# Homework Help: Epsilon-Delta Proof of Limit in R2

1. Apr 5, 2012

### ChemEng1

1. The problem statement, all variables and given/known data
Examine the limit behavior on (ℝ2, 2-norm) for f(λ,μ)=$\frac{λμ}{|λ|+|μ|}$ defined on ℝ2\{(0,0)} at (λ,μ)=(0,0).

I think the limit of f(λ,μ) at (0,0) is (0,0). I have tried multiple paths to (0,0) that seem to indicate this. (λ=μ, λ=μ2, et al.)

However, I am lost trying to develop a rigorous ε, δ proof for this. Any help would be appreciated.

2. Relevant equations
Definition of Limit: Given metric spaces (X,d) and (Y,d') a mapping T:X→Y and a cluster point x0 of X, we say that T has a limit as x approaches x0 and that limit is y0 if given ε>0, there exists δ>0 such that d'(Tx,y0)<ε when 0<d(x,x0)<δ.

3. The attempt at a solution
Step 1. Show that (λ,μ)=(0,0) is a cluster point of ℝ2\{(0,0)}.
Let A={ℝ2\{(0,0)}). Consider sequence {an}={($\frac{1}{n},\frac{1}{n}$)}. Observe (0,0) is not an element of {an}. Let a=(0,0). d(an,a)=$\sqrt{\left(\frac{1}{n}-0\right)^{2}+\left(\frac{1}{n}-0\right)^{2}}\Rightarrow\frac{\sqrt{2}}{n}$=0 as n→∞. Therefore (0,0) is a cluster point of A.

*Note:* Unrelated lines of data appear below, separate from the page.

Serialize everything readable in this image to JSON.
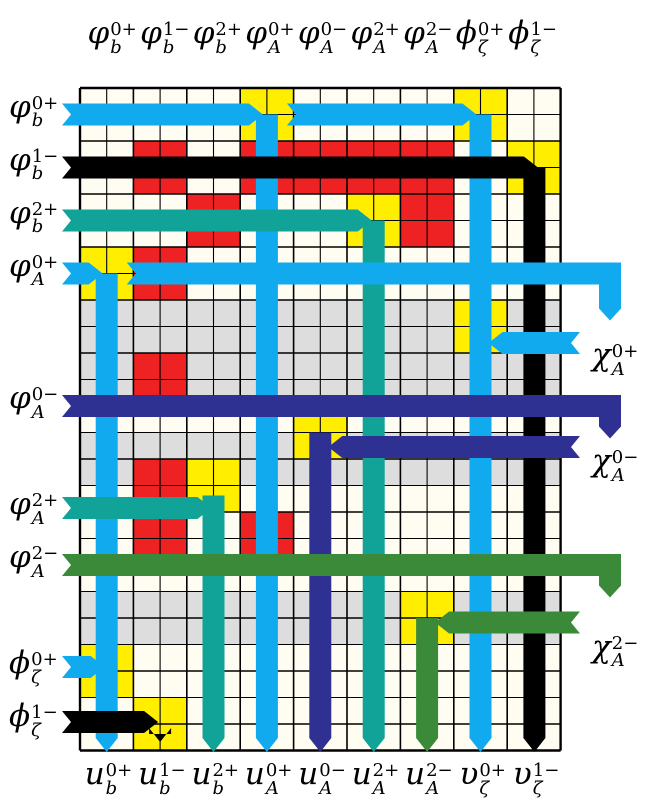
{
  "colors": {
    "cell_bg": "#fffdf2",
    "grid": "#000000",
    "gray_band": "#dddddd",
    "red": "#ee2222",
    "yellow": "#ffee00",
    "cyan": "#11aaee",
    "black": "#000000",
    "teal": "#11a397",
    "navy": "#2e3192",
    "green": "#3b8a3a"
  },
  "top_labels": [
    {
      "base": "φ",
      "sup": "0+",
      "sub": "b"
    },
    {
      "base": "φ",
      "sup": "1−",
      "sub": "b"
    },
    {
      "base": "φ",
      "sup": "2+",
      "sub": "b"
    },
    {
      "base": "φ",
      "sup": "0+",
      "sub": "A"
    },
    {
      "base": "φ",
      "sup": "0−",
      "sub": "A"
    },
    {
      "base": "φ",
      "sup": "2+",
      "sub": "A"
    },
    {
      "base": "φ",
      "sup": "2−",
      "sub": "A"
    },
    {
      "base": "ϕ",
      "sup": "0+",
      "sub": "ζ"
    },
    {
      "base": "ϕ",
      "sup": "1−",
      "sub": "ζ"
    }
  ],
  "left_labels": [
    {
      "base": "φ",
      "sup": "0+",
      "sub": "b",
      "row": 0
    },
    {
      "base": "φ",
      "sup": "1−",
      "sub": "b",
      "row": 1
    },
    {
      "base": "φ",
      "sup": "2+",
      "sub": "b",
      "row": 2
    },
    {
      "base": "φ",
      "sup": "0+",
      "sub": "A",
      "row": 3
    },
    {
      "base": "φ",
      "sup": "0−",
      "sub": "A",
      "row": 5.5
    },
    {
      "base": "φ",
      "sup": "2+",
      "sub": "A",
      "row": 7.5
    },
    {
      "base": "φ",
      "sup": "2−",
      "sub": "A",
      "row": 8.5
    },
    {
      "base": "ϕ",
      "sup": "0+",
      "sub": "ζ",
      "row": 10.5
    },
    {
      "base": "ϕ",
      "sup": "1−",
      "sub": "ζ",
      "row": 11.5
    }
  ],
  "right_labels": [
    {
      "base": "χ",
      "sup": "0+",
      "sub": "A",
      "row": 4.5
    },
    {
      "base": "χ",
      "sup": "0−",
      "sub": "A",
      "row": 6.5
    },
    {
      "base": "χ",
      "sup": "2−",
      "sub": "A",
      "row": 10
    }
  ],
  "bottom_labels": [
    {
      "base": "u",
      "sup": "0+",
      "sub": "b"
    },
    {
      "base": "u",
      "sup": "1−",
      "sub": "b"
    },
    {
      "base": "u",
      "sup": "2+",
      "sub": "b"
    },
    {
      "base": "u",
      "sup": "0+",
      "sub": "A"
    },
    {
      "base": "u",
      "sup": "0−",
      "sub": "A"
    },
    {
      "base": "u",
      "sup": "2+",
      "sub": "A"
    },
    {
      "base": "u",
      "sup": "2−",
      "sub": "A"
    },
    {
      "base": "υ",
      "sup": "0+",
      "sub": "ζ"
    },
    {
      "base": "υ",
      "sup": "1−",
      "sub": "ζ"
    }
  ]
}
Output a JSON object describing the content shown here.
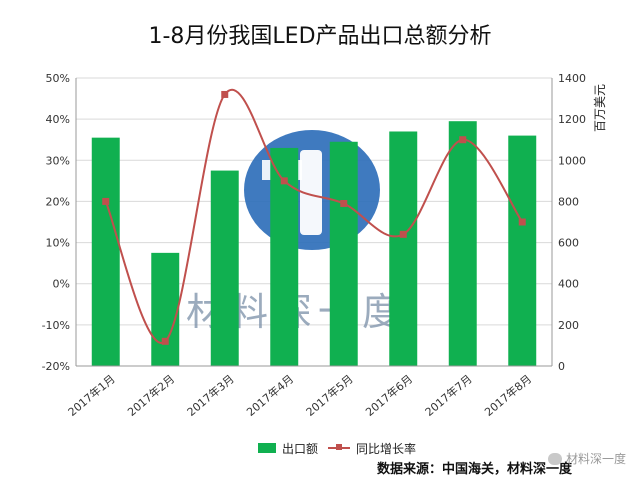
{
  "title": "1-8月份我国LED产品出口总额分析",
  "source_text": "数据来源：中国海关，材料深一度",
  "watermark_text": "材料深一度",
  "colors": {
    "bar": "#10b050",
    "line": "#c0504d",
    "grid": "#d9d9d9",
    "axis_text": "#333333"
  },
  "chart_data": {
    "type": "bar",
    "categories": [
      "2017年1月",
      "2017年2月",
      "2017年3月",
      "2017年4月",
      "2017年5月",
      "2017年6月",
      "2017年7月",
      "2017年8月"
    ],
    "series": [
      {
        "name": "出口额",
        "type": "bar",
        "axis": "right",
        "values": [
          1110,
          550,
          950,
          1060,
          1090,
          1140,
          1190,
          1120
        ]
      },
      {
        "name": "同比增长率",
        "type": "line",
        "axis": "left",
        "values": [
          20,
          -14,
          46,
          25,
          19.5,
          12,
          35,
          15
        ]
      }
    ],
    "yleft": {
      "ticks": [
        "50%",
        "40%",
        "30%",
        "20%",
        "10%",
        "0%",
        "-10%",
        "-20%"
      ],
      "min": -20,
      "max": 50,
      "step": 10
    },
    "yright": {
      "label": "百万美元",
      "ticks": [
        "1400",
        "1200",
        "1000",
        "800",
        "600",
        "400",
        "200",
        "0"
      ],
      "min": 0,
      "max": 1400,
      "step": 200
    },
    "grid": true,
    "legend_position": "bottom"
  }
}
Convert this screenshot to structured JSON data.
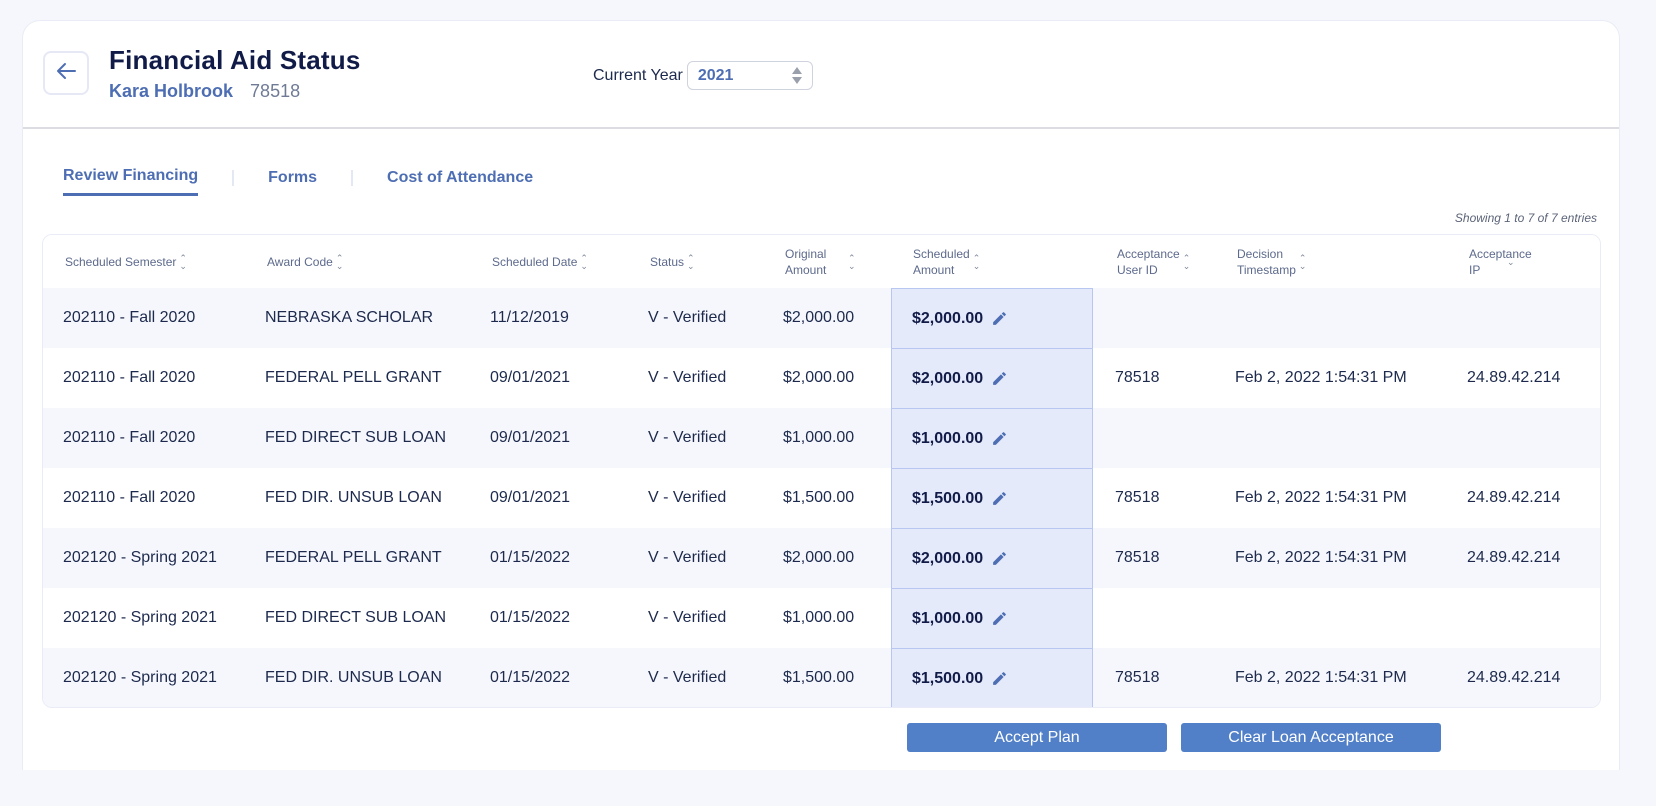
{
  "header": {
    "title": "Financial Aid Status",
    "student_name": "Kara Holbrook",
    "student_id": "78518",
    "back_icon": "arrow-left-icon",
    "year_label": "Current Year",
    "year_value": "2021"
  },
  "tabs": [
    {
      "label": "Review Financing",
      "active": true
    },
    {
      "label": "Forms",
      "active": false
    },
    {
      "label": "Cost of Attendance",
      "active": false
    }
  ],
  "table": {
    "showing": "Showing 1 to 7 of 7 entries",
    "columns": [
      {
        "key": "semester",
        "label_1": "Scheduled Semester",
        "label_2": ""
      },
      {
        "key": "award",
        "label_1": "Award Code",
        "label_2": ""
      },
      {
        "key": "date",
        "label_1": "Scheduled Date",
        "label_2": ""
      },
      {
        "key": "status",
        "label_1": "Status",
        "label_2": ""
      },
      {
        "key": "original",
        "label_1": "Original",
        "label_2": "Amount"
      },
      {
        "key": "scheduled",
        "label_1": "Scheduled",
        "label_2": "Amount"
      },
      {
        "key": "user_id",
        "label_1": "Acceptance",
        "label_2": "User ID"
      },
      {
        "key": "timestamp",
        "label_1": "Decision",
        "label_2": "Timestamp"
      },
      {
        "key": "ip",
        "label_1": "Acceptance",
        "label_2": "IP"
      }
    ],
    "rows": [
      {
        "semester": "202110 - Fall 2020",
        "award": "NEBRASKA SCHOLAR",
        "date": "11/12/2019",
        "status": "V - Verified",
        "original": "$2,000.00",
        "scheduled": "$2,000.00",
        "user_id": "",
        "timestamp": "",
        "ip": ""
      },
      {
        "semester": "202110 - Fall 2020",
        "award": "FEDERAL PELL GRANT",
        "date": "09/01/2021",
        "status": "V - Verified",
        "original": "$2,000.00",
        "scheduled": "$2,000.00",
        "user_id": "78518",
        "timestamp": "Feb 2, 2022 1:54:31 PM",
        "ip": "24.89.42.214"
      },
      {
        "semester": "202110 - Fall 2020",
        "award": "FED DIRECT SUB LOAN",
        "date": "09/01/2021",
        "status": "V - Verified",
        "original": "$1,000.00",
        "scheduled": "$1,000.00",
        "user_id": "",
        "timestamp": "",
        "ip": ""
      },
      {
        "semester": "202110 - Fall 2020",
        "award": "FED DIR. UNSUB LOAN",
        "date": "09/01/2021",
        "status": "V - Verified",
        "original": "$1,500.00",
        "scheduled": "$1,500.00",
        "user_id": "78518",
        "timestamp": "Feb 2, 2022 1:54:31 PM",
        "ip": "24.89.42.214"
      },
      {
        "semester": "202120 - Spring 2021",
        "award": "FEDERAL PELL GRANT",
        "date": "01/15/2022",
        "status": "V - Verified",
        "original": "$2,000.00",
        "scheduled": "$2,000.00",
        "user_id": "78518",
        "timestamp": "Feb 2, 2022 1:54:31 PM",
        "ip": "24.89.42.214"
      },
      {
        "semester": "202120 - Spring 2021",
        "award": "FED DIRECT SUB LOAN",
        "date": "01/15/2022",
        "status": "V - Verified",
        "original": "$1,000.00",
        "scheduled": "$1,000.00",
        "user_id": "",
        "timestamp": "",
        "ip": ""
      },
      {
        "semester": "202120 - Spring 2021",
        "award": "FED DIR. UNSUB LOAN",
        "date": "01/15/2022",
        "status": "V - Verified",
        "original": "$1,500.00",
        "scheduled": "$1,500.00",
        "user_id": "78518",
        "timestamp": "Feb 2, 2022 1:54:31 PM",
        "ip": "24.89.42.214"
      }
    ]
  },
  "actions": {
    "accept_label": "Accept Plan",
    "clear_label": "Clear Loan Acceptance"
  },
  "colors": {
    "accent": "#4e6eb3",
    "button": "#5280c8",
    "title": "#111b47",
    "scheduled_bg": "#e5eafb",
    "row_alt": "#f6f7fc"
  }
}
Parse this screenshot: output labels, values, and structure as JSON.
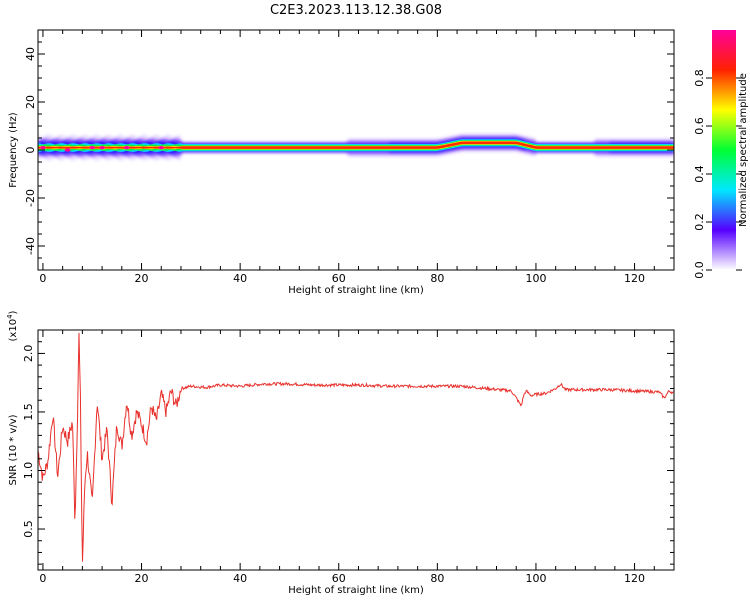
{
  "title": "C2E3.2023.113.12.38.G08",
  "chart_data": [
    {
      "type": "heatmap",
      "xlabel": "Height of straight line (km)",
      "ylabel": "Frequency (Hz)",
      "xlim": [
        -1,
        128
      ],
      "ylim": [
        -50,
        50
      ],
      "xticks": [
        0,
        20,
        40,
        60,
        80,
        100,
        120
      ],
      "yticks": [
        -40,
        -20,
        0,
        20,
        40
      ],
      "colorbar": {
        "label": "Normalized spectral amplitude",
        "range": [
          0,
          1
        ],
        "ticks": [
          "0.0",
          "0.2",
          "0.4",
          "0.6",
          "0.8"
        ],
        "colormap": [
          "#ffffff",
          "#5500ff",
          "#00e8ff",
          "#00ff33",
          "#ffff00",
          "#ff2200",
          "#ff0099"
        ]
      },
      "ridge_frequency_hz": {
        "x": [
          0,
          20,
          40,
          60,
          80,
          85,
          96,
          100,
          128
        ],
        "y": [
          1,
          1,
          1,
          1,
          1,
          3,
          3,
          1,
          1
        ]
      }
    },
    {
      "type": "line",
      "xlabel": "Height of straight line (km)",
      "ylabel": "SNR (10 * v/v)",
      "ylabel_multiplier": "(x10",
      "ylabel_multiplier_exp": "4",
      "ylabel_multiplier_close": ")",
      "xlim": [
        -1,
        128
      ],
      "ylim": [
        0.15,
        2.2
      ],
      "xticks": [
        0,
        20,
        40,
        60,
        80,
        100,
        120
      ],
      "ytick_labels": [
        "0.5",
        "1.0",
        "1.5",
        "2.0"
      ],
      "color": "#e8312c",
      "series": [
        {
          "x": [
            -1,
            0,
            1,
            2,
            3,
            4,
            5,
            6,
            6.5,
            7,
            7.3,
            7.6,
            8,
            8.5,
            9,
            10,
            11,
            12,
            13,
            14,
            15,
            16,
            17,
            18,
            19,
            20,
            21,
            22,
            23,
            24,
            25,
            26,
            27,
            28,
            30,
            33,
            36,
            40,
            45,
            50,
            55,
            60,
            65,
            70,
            75,
            80,
            85,
            90,
            95,
            96,
            97,
            97.5,
            98,
            99,
            100,
            102,
            104,
            105,
            106,
            108,
            110,
            115,
            120,
            125,
            126,
            127,
            128
          ],
          "y": [
            1.17,
            0.93,
            1.08,
            1.48,
            0.95,
            1.38,
            1.25,
            1.42,
            0.55,
            1.45,
            2.18,
            1.6,
            0.18,
            0.9,
            1.15,
            0.7,
            1.6,
            1.1,
            1.35,
            0.72,
            1.4,
            1.2,
            1.6,
            1.3,
            1.5,
            1.4,
            1.25,
            1.55,
            1.42,
            1.65,
            1.5,
            1.68,
            1.55,
            1.7,
            1.72,
            1.71,
            1.73,
            1.72,
            1.74,
            1.74,
            1.73,
            1.73,
            1.73,
            1.72,
            1.72,
            1.72,
            1.72,
            1.7,
            1.68,
            1.62,
            1.55,
            1.64,
            1.68,
            1.64,
            1.65,
            1.66,
            1.7,
            1.74,
            1.69,
            1.69,
            1.69,
            1.69,
            1.68,
            1.67,
            1.62,
            1.68,
            1.66
          ]
        }
      ]
    }
  ]
}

(Perhaps a density argument would be more consise way to argue this?)

Step 2. Apply Definition of Limit.
Pick an ε>0. Then for d'(f(λ,μ),y0)<ε→$\sqrt{\left(\frac{λμ}{|λ|+|μ|}-f(0,0)\right)^{2}}$<ε.

From this I do not know how to pull out the d((λ,μ),(0,0))<δ→$\sqrt{(λ-0)^{2}+(μ-0)^{2}}$<δ to continue building this proof.

How far off track am I on this?

Last edited: Apr 5, 2012
2. Apr 5, 2012

### LCKurtz

You mean you think the limit is 0. Try squaring the fraction and work on that.